The one thing I have not tried is giving him an ultimatum that either he get into treatment for his drinking or I am leaving. I have not done that for many reasons, the big one being that I know this is something I can do only once. I have not wanted to do this until I was absolutely sure that I could follow through because, despite everything, I have really wanted things to work out.

Two months ago, he came home from a trip to visit his family. I don't know what happened, but the next month and a half were sheer hell. He was pretty much never sober except for first thing in the morning, and even then, there were mornings when he still reeked of alcohol even before he had had his first drink. He was so drunk for both Thanksgiving and Christmas that he could barely speak.
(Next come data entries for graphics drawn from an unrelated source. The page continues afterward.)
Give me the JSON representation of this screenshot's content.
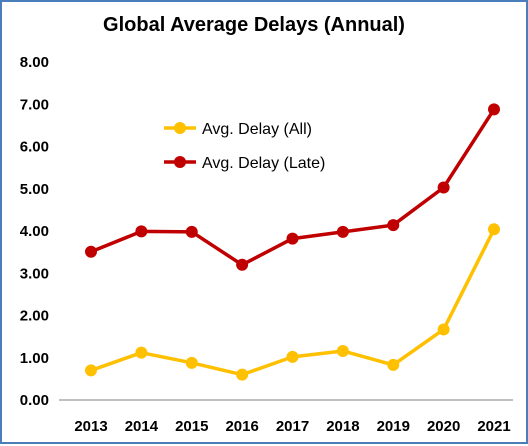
{
  "chart_data": {
    "type": "line",
    "title": "Global Average Delays (Annual)",
    "xlabel": "",
    "ylabel": "",
    "x": [
      "2013",
      "2014",
      "2015",
      "2016",
      "2017",
      "2018",
      "2019",
      "2020",
      "2021"
    ],
    "ylim": [
      0,
      8
    ],
    "y_ticks": [
      "0.00",
      "1.00",
      "2.00",
      "3.00",
      "4.00",
      "5.00",
      "6.00",
      "7.00",
      "8.00"
    ],
    "grid": false,
    "legend_position": "top-left inside plot",
    "series": [
      {
        "name": "Avg. Delay (All)",
        "color": "#ffc000",
        "values": [
          0.7,
          1.12,
          0.88,
          0.6,
          1.02,
          1.16,
          0.83,
          1.67,
          4.04
        ]
      },
      {
        "name": "Avg. Delay (Late)",
        "color": "#c00000",
        "values": [
          3.51,
          3.99,
          3.98,
          3.2,
          3.82,
          3.98,
          4.14,
          5.03,
          6.88
        ]
      }
    ]
  }
}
I was dealing with medical problems during that time that I had to get sorted out before I could deal with his drinking, and I finally addressed it after Christmas. I tried being supportive, which has had the best results in the past, and he looked at me and said point-blank that he had no problem with alcohol. At this point, I realized that I do not want to be in this marriage unless he gets sober, and I am in the process of seeing a lawyer and getting ready to give my ultimatum. (We have two young children, and before I act I want to make absolutely certain I can get custody if I leave him.)

However, over the last month, I have realized that I am so angry about this that I am not sure I want to be in the marriage even if he does get sober. I am now not sure what to do. It is entirely possible that if he got into treatment and apologized and was ready to make amends I would want to stay, but I am not sure about that. Somehow, announcing that I am leaving unless he gets sober, then leaving even if he does, seems wrong. However, if I just announce that I am leaving because of his drinking, I don't think he'll have any motivation to quit. He is still the father of my children and still someone I care about even if I am having serious doubts about the marriage at this point.

So, do I give him an ultimatum, knowing there is a chance I will still want to leave even if he does get into treatment and get sober? Or do I just leave and hope for the best?


Dear Negotiating,

An alcoholic of my acquaintance told the following joke recently: During the French Revolution, two alcoholics and a codependent are sentenced to the guillotine. The first alcoholic mounts the platform and places his head in the guillotine. When the blade falls, it mysteriously stops right before it severs his head. Astonished, the executioner proclaims it a miracle and frees the alcoholic. The second alcoholic steps to the platform and places his head in the guillotine. Again, the blade falls but mysteriously stops right before it severs his head. He, too, is freed by the astonished executioner. The third prisoner, the codependent, steps up on the platform, examines the blade and says, "I think I can fix this!"

Let me very direct with you: Get out. Take the kids and get out.

Do not negotiate. You are not escaping to save him. You are escaping to save yourself and your kids.

The effect of your escape on this man is not something we can predict in advance. So do not premise your escape on any agreements with this man or any expectations about his future. He is not a person you can make agreements with. He is not a person whose future is predictable. He is, for the moment, a hopeless alcoholic. All you can do is save yourself.

Alcoholics and addicts can and do get better. But they do so through some process that remains largely immune to the wishes and hopes of those who love them and would most like to help them. They recover and walk off the executioner's platform while some of us gape in mute amazement and others of us mount the platform to tinker with the blade.

Interventions can sometimes get the ball rolling. There is ample help available for the alcoholic who still suffers. But no power on earth can make him avail himself of it if he is not ready. That's just the way it is.

I must say, you hit the nail on the head with this sentence: "I have gone to Al-Anon, which was wonderful for me but made no difference in his drinking." I suggest you continue to visit Al-Anon, as its support will be very helpful over the next few months.